Author(s): Fernando Martin-Sanchez, I. Hermosilla, F. J. Vicente

In December 2001, the European Commission promoted a Conference in which more than 400 experts analyzed the synergies arisen between Bioinformatics (BI), Medical Informatics (MI) and Neuroinformatics. In November 2002, and in order to contribute to the strategy of the European R&D; policy for the following decade in such areas, the White Paper of the BIOINFOMED project was presented at the international congress BIOINFORSALUD 2002 (Valencia, Spain). In the strategic document entrusted by the Commission, the relations established between BI and MI were analyzed, resulting in a new definition of the discipline of Biomedical Informatics (BMI) that aims to facilitate the developments of Genomic Medicine. To elaborate the White Paper, a committee of 30 international experts coordinated by the Institute of Health "Carlos III" (ISCIII) designed the agenda with 18 lines of research that corroborated the existing synergy.
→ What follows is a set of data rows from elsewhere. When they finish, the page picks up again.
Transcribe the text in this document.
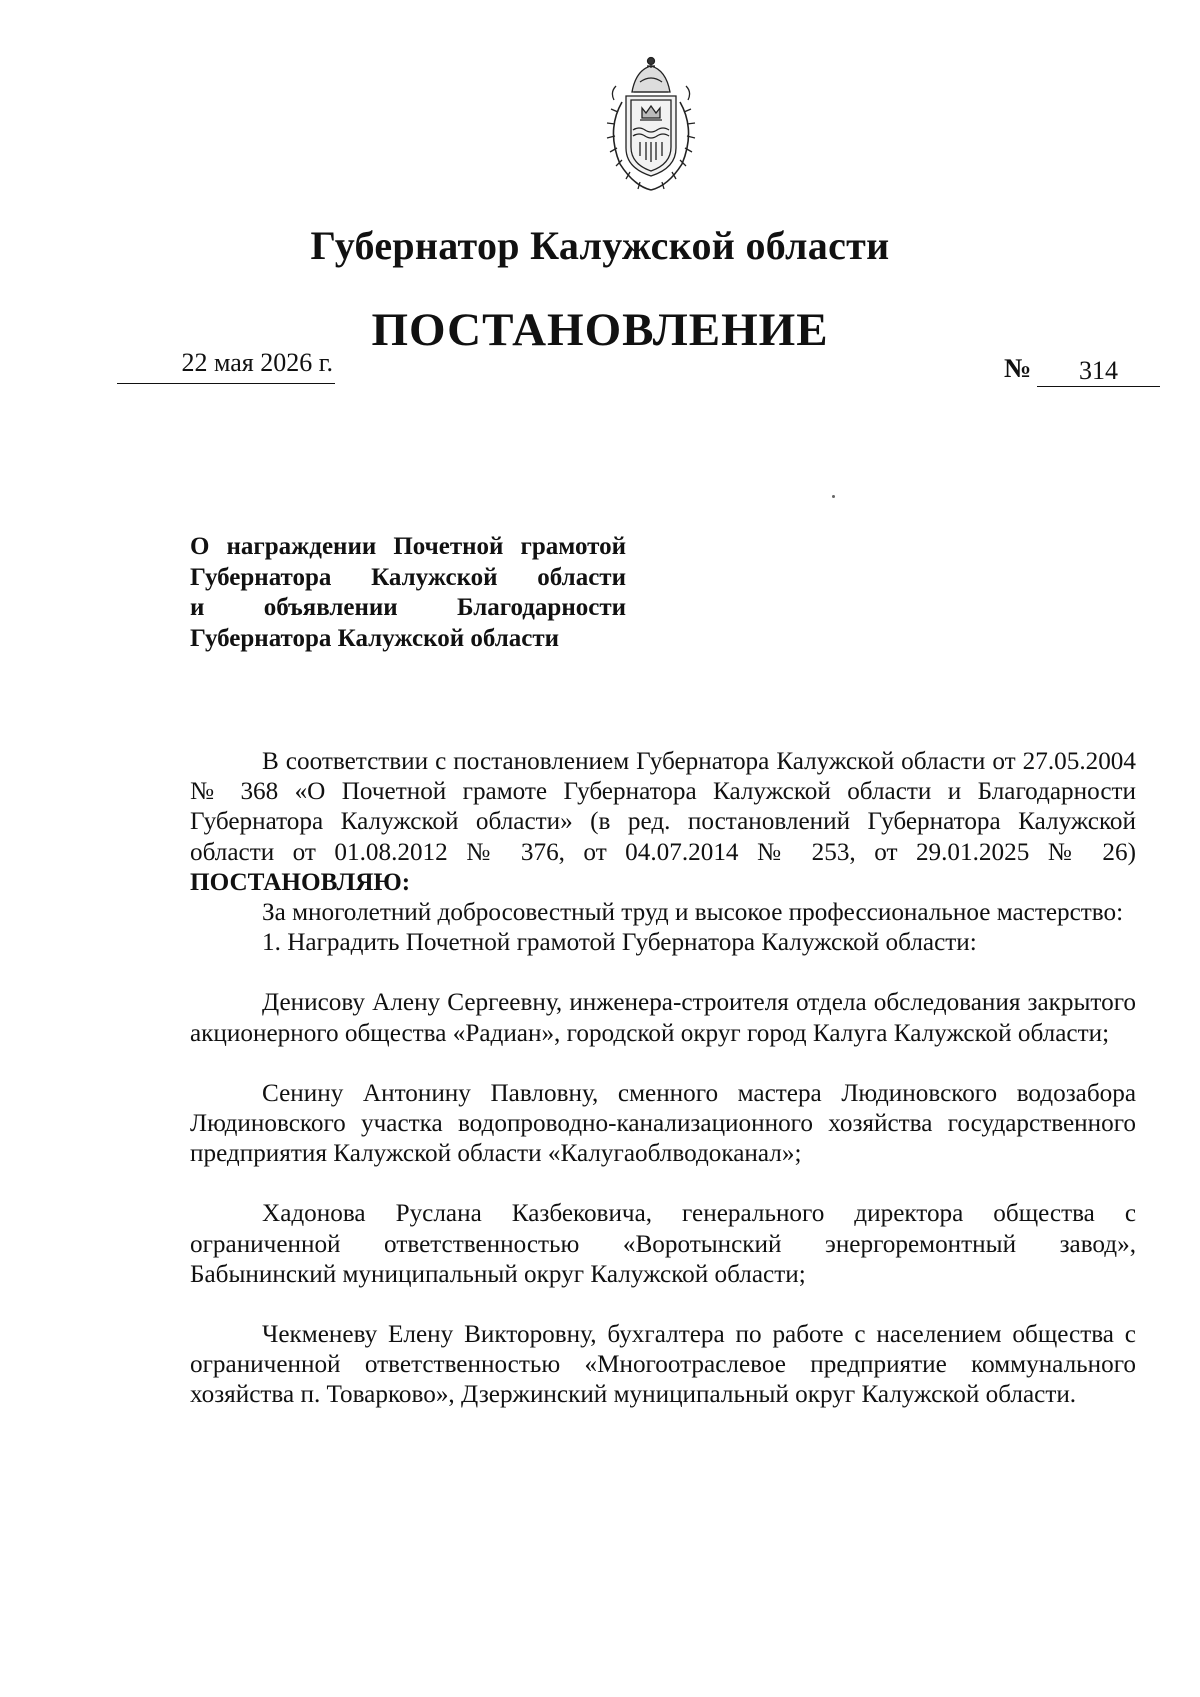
Губернатор Калужской области
ПОСТАНОВЛЕНИЕ
22 мая 2026 г.	№	314
О награждении Почетной грамотой
Губернатора Калужской области
и объявлении Благодарности
Губернатора Калужской области

В соответствии с постановлением Губернатора Калужской области от 27.05.2004 № 368 «О Почетной грамоте Губернатора Калужской области и Благодарности Губернатора Калужской области» (в ред. постановлений Губернатора Калужской области от 01.08.2012 № 376, от 04.07.2014 № 253, от 29.01.2025 № 26) ПОСТАНОВЛЯЮ:

За многолетний добросовестный труд и высокое профессиональное мастерство:

1. Наградить Почетной грамотой Губернатора Калужской области:

Денисову Алену Сергеевну, инженера-строителя отдела обследования закрытого акционерного общества «Радиан», городской округ город Калуга Калужской области;

Сенину Антонину Павловну, сменного мастера Людиновского водозабора Людиновского участка водопроводно-канализационного хозяйства государственного предприятия Калужской области «Калугаоблводоканал»;

Хадонова Руслана Казбековича, генерального директора общества с ограниченной ответственностью «Воротынский энергоремонтный завод», Бабынинский муниципальный округ Калужской области;

Чекменеву Елену Викторовну, бухгалтера по работе с населением общества с ограниченной ответственностью «Многоотраслевое предприятие коммунального хозяйства п. Товарково», Дзержинский муниципальный округ Калужской области.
They pointed out those areas in which the efforts had to be prioritized. In this article, we update this study by highlighting recent outstanding developments in this field. The projects presented respond to a careful selection carried out among the numerous initiatives that have arisen in the three years passed between the publication of the White Paper and this article. Some of the projects analyzed in this paper are: the IT infrastructure for biobanks under the Public Population Project in Genomics (P3G) Consortium, a Network of Excellence (INFOBIOMED) in Biomedical Informatics constituted within the European Union Sixth Framework Program for Research and Technological Development, the initiative headed by HL7 to include genetic information in the electronic health record, the proposal of a Human Phenome Project, a Spanish Cooperative Research Thematic Network (INBIOMED) in Biomedical Informatics, the new National Centers for Biomedical Computing (NCBCs), funded by NIH, under the BISTI initiative and the projects related with the simulation and modeling of Human Physiology.